Perfusion Bioreactor Culture of Bone Marrow Stromal Cells Enhances Cranial Defect Regeneration.

BACKGROUND: Cell-seeded biomaterial scaffolds have been proposed as a future option for reconstruction of bone tissue. The ability to generate larger, functional volumes of bone has been a challenge that may be addressed through the use of perfusion bioreactors. In this study, the authors investigated use of a tubular perfusion bioreactor system for the growth and differentiation of bone marrow stromal (mesenchymal stem) cells seeded onto fibrin, a highly angiogenic biomaterial. METHODS: Cells were encapsulated within fibrin beads and cultured either within a tubular perfusion bioreactor system or statically for up to 14 days. Scaffolds were analyzed for osteogenic differentiation. A rodent cranial defect model (8-mm diameter) was used to assess the bone regeneration of scaffolds cultured in the bioreactor, statically, or used immediately after formation.

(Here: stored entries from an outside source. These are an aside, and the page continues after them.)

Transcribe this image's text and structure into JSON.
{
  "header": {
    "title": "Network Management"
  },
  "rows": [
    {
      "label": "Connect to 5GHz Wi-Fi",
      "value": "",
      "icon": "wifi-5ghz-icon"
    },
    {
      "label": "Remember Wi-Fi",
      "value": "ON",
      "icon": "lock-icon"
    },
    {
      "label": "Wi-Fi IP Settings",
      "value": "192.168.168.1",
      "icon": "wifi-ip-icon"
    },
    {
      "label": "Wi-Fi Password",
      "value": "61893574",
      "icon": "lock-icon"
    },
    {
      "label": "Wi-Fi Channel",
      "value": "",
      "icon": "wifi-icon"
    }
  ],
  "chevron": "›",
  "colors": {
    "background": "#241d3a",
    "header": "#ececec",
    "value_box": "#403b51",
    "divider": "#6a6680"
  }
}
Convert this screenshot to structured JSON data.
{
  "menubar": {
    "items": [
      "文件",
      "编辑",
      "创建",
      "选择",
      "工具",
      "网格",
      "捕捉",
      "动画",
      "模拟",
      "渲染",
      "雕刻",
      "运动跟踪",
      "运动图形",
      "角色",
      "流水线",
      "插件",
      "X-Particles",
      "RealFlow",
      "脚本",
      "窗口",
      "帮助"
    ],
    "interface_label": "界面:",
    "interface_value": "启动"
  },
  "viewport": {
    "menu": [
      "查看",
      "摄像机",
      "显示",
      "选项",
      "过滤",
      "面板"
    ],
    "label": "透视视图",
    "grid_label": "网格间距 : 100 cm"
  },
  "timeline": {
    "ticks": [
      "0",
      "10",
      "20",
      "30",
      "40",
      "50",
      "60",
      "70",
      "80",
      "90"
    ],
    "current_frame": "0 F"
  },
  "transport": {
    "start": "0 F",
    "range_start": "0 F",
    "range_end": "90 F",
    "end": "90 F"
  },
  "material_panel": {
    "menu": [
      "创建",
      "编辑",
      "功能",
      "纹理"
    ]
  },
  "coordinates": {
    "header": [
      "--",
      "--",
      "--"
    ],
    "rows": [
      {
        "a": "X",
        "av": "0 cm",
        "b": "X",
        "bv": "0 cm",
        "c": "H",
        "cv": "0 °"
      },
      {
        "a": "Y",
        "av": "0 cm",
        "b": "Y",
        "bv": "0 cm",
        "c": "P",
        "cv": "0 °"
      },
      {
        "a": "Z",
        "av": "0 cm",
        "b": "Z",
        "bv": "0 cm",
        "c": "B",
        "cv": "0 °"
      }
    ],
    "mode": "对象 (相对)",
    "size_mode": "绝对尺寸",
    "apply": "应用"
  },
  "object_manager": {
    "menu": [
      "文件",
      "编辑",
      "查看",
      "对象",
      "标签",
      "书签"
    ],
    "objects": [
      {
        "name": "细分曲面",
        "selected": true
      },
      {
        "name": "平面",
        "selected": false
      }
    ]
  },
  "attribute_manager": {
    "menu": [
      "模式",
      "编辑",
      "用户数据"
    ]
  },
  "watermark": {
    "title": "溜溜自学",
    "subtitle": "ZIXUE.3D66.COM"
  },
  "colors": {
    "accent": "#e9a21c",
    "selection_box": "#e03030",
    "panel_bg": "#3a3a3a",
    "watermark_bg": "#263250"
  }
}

Immunohistochemistry was used to visualize CD31 vessel density. Micro-computed tomographic imaging was used to visualize mineral formation within the defect volume. RESULTS: Tubular perfusion bioreactor system-cultured samples showed significantly greater osteodifferentiation, indicated by an increase in VEGF expression and mineral deposition, compared with statically cultured samples. Increased expression of OPN, RUNX2, VEGF, and CD90 was seen over time in both culture methods. After implantation, bioreactor samples exhibited greater bone formation and vessel density compared with all other groups. Analysis of micro-computed tomographic images showed full union formation through the greatest diameter of the defect in all bioreactor samples and the highest levels of mineralized volume after 8 weeks. CONCLUSION: Mesenchymal stem cells encapsulated in fibrin beads and cultured in the tubular perfusion bioreactor system resulted in increased vascularization and mineralized tissue formation in vivo relative to static culture.